I had informed my parents, much to their dismay, that I was leaving college. And it was while I was there, in that wooden boat building shop, that I discovered what I really loved—something I had done my whole life, yet never really thought much of it. I wanted to purse art.
Even a sanding old paint contains art. Maybe this isn’t so bad, I thought, as the rough chips of paints began to conform to the beauty of the curved planks. At least this is real. Something real—that’s what I wanted. Not a degree, which is merely a piece of paper. Not a class, which discusses a world you have never actually seen.

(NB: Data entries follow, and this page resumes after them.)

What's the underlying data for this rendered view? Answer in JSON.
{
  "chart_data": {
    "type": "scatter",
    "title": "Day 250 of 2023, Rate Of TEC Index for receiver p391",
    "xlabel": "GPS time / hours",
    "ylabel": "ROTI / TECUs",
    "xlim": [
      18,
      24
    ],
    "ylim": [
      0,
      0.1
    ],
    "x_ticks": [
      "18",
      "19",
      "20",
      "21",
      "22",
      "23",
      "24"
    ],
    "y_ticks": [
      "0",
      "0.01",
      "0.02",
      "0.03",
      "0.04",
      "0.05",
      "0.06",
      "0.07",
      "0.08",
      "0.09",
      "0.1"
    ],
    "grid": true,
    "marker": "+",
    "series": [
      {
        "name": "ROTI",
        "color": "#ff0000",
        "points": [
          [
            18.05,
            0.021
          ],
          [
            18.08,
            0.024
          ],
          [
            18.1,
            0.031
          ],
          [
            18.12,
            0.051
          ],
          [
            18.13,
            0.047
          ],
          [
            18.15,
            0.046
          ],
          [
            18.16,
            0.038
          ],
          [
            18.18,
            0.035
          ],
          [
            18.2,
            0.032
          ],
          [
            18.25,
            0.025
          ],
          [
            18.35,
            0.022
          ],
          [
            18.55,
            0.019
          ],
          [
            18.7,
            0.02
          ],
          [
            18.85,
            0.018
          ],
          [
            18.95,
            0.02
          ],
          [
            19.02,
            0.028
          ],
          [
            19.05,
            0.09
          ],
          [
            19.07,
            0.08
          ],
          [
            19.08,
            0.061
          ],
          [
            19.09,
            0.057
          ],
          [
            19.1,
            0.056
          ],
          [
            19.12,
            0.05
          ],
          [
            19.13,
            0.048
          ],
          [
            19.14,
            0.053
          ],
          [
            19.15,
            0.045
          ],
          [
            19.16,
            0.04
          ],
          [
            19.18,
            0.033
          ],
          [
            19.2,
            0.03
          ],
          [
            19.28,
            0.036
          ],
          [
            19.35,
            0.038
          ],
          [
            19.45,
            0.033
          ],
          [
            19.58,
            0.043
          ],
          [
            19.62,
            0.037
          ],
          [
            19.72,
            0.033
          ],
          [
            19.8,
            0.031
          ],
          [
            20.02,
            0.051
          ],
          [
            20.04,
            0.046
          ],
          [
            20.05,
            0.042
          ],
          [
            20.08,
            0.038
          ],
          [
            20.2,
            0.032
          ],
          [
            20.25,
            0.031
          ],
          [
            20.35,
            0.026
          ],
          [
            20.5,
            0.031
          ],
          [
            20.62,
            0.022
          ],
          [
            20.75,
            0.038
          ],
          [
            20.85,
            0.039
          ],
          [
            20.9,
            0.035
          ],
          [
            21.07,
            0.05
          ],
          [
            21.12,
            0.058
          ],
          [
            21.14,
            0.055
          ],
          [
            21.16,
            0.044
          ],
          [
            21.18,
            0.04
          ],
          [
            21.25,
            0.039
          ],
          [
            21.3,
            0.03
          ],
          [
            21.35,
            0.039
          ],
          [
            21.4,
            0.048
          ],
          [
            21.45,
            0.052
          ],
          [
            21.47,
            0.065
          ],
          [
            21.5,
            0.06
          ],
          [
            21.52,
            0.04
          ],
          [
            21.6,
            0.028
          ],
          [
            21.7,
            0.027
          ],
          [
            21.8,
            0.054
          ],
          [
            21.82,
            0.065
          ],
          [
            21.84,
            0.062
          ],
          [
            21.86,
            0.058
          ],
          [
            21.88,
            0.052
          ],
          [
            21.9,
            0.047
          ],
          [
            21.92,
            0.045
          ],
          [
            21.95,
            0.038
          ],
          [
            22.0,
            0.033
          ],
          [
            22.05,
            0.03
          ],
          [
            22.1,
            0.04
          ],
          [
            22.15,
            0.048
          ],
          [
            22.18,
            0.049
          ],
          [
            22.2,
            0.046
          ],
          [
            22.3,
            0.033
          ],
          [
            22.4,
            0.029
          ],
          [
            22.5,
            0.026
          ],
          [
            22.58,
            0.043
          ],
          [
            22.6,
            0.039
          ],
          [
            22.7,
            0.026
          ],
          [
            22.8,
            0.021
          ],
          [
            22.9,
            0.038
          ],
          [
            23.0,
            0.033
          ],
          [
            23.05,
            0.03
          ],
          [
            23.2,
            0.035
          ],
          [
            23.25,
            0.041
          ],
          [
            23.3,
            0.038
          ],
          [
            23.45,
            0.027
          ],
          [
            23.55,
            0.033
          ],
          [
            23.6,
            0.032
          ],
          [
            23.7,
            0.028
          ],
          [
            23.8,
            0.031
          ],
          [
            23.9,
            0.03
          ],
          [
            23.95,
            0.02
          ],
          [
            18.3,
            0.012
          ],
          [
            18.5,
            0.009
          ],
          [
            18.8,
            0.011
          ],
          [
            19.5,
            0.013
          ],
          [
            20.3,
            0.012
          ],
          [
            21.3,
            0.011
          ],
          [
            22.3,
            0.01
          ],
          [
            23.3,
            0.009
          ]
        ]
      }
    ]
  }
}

That’s when I applied to art school. I poured my heart into that application. Smooth out the planks, make them beautiful, show off their curve—a great horizon. The one thing I didn’t like was the thought of how much it cost. Here, sanding paint and working with wood, I was earning money, but there? Use your hands and your tools, so this boat can go in the water come summer. Art schools are notoriously expensive, and who am I to rely on my parent’s money to get where I want to go? It just doesn’t seem right... This is your work. You are making this happen.
But the seasons carry on, and winter opens the door to let spring come through. Boats are painted, varnished, and launched. And that Spring, a letter came from the School of the Art Institute of Chicago. Not only was I accepted—I had received a full ride scholarship to attend. Was I going to go? Of course! And by the time I went, after knowing what its like to be cold, to work hard, to get covered in dirt and still keep smiling, I felt that at least now I had earned it more that I did before. And I felt that, more than anything, I would take full advantage of my opportunities there.
You never know what surprises may lie at the end of a well sanded plank of wood.